Непенин был страшно поражен этим шагом, пугавшим его последствиями, и только тот факт, что переворот происходил, видимо, с одобрения Великого Князя Николая Николаевича, которого он глубоко уважал, как человека сильной воли, и создание, что раскол в среде высших военных начальников должен гибельно отразиться на боеспособности армии и флота, вынудили его, после долгой внутренней борьбы, признать Временный Комитет Государственной Думы. Медлить было нельзя, так как на Флоте уже поползли зловещие слухи о событиях, и некоторые корабли были уже ненадежны. Непенину оставалось только идти впереди событий, чтобы не упустить инициативы. Если бы не так, то адмирал Непенин сумел бы умереть. Он много раз видел смерть перед глазами и всегда был готов к ней.
И Непенин этот шаг сделал. Но какой ценой внутренней трагедии он за него платил можно судить по словам того же автора, что после посылки своего ответа «Непенин ходил как убитый. Прежнего жизнерадостного Непенин а нельзя было узнать. Он как-то сразу весь осунулся и постарел за несколько часов».
О своем признании Временного комитета Государственной Думы Непенин тотчас донес в Ставку адмиралу Русину и сообщил старшим начальникам Флота и крепостей Балтийского моря.
Пригласив к себе всех наличных в Гельсингфорсе флагманов, он огласил им телеграмму Родзянко и свой ответ, прибавив, что если кто из них не согласен с его решением, таковых он просит отдельно придти к нему в каюту. Очевидно, он опасался каких-либо репрессий со стороны команд против тех, чей протест мог быть подслушан кем-нибудь из матросов, и оберегал их, принимая все последствия на себя одного.
Все присутствовавшие, за исключением адмирала М.К. Бахирева, признали его решение правильным. Но и этот последний, сперва заявивший Непенину, что, оставаясь верным Государю, он не считает для себя возможным продолжать службу, выслушав его доводы, признал, что в борьбе с внешним врагом уходить в сторону нельзя и остался на своем посту.

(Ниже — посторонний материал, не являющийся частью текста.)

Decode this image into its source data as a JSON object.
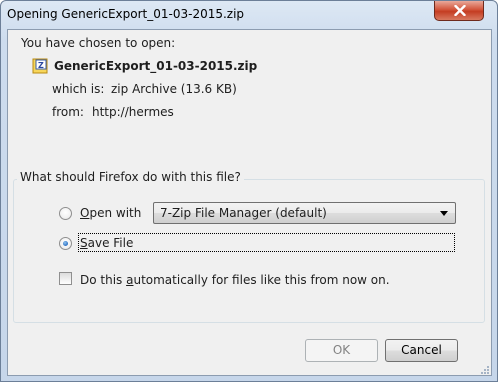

Между тем, и на кораблях в Гельсингфорсе уже поползли слухи о происходящем в столице и, чтобы предотвратить волнения, Непенин приказал вызвать на флагманской корабль по два депутата от всех кораблей и частей флота и крепости.
«Через час,
Это совещания продолжалось около часа, и когда Адриан Иванович вышел к делегатом, они заявили только три пожелания: во-первых —- курить на улице, во-вторых — носить калоши и третье, которое я не могу припомнить, но столь же идиотское.
Непенин бы, видимо, поражен такими скромными требованиями и не колеблясь ответил, что все это легко устроить».
Как видно из этого рассказа, не только каких-либо политических и экономических вопросов, но даже никаких претензий на отмену чисто внешних правил воинской дисциплины, как например, отдание чести офицерам, ни один из этих многочисленных депутатов не поднимал. Каким ярким опровержением является это факт мнению тех, кто, думает, что матросы Балтийского флота якобы не любили своего командующего именно за его требовательность в этом отношении.
И никто из этих делегатов не только не высказал враждебных чувств ни лично к нему ни по адресу своих командиров и офицеров, но даже не упомянул «пищу» — обычный объект претензий в бунтарские дни 1905-1906 гг.
К сожалению, только что вступивший на пост министра юстиции Керенский не смог посетить флот вовремя. Позднейший приезд его в Ревель и прием, оказанный ему там толпами матросов, солдат и рабочих вполне подтвердили возлагавшиеся на него надежды на успокоение масс. Можно думать, что его влияние на них в те дни могло бы предотвратить и всю последующую кровавую трагедию Флота.
Между тем, в Кронштадте, где сосредоточены были многочисленные кадры запасных и имелся значительный элемент революционно настроенных портовых рабочих, волнения выливались в уличных демонстрациях.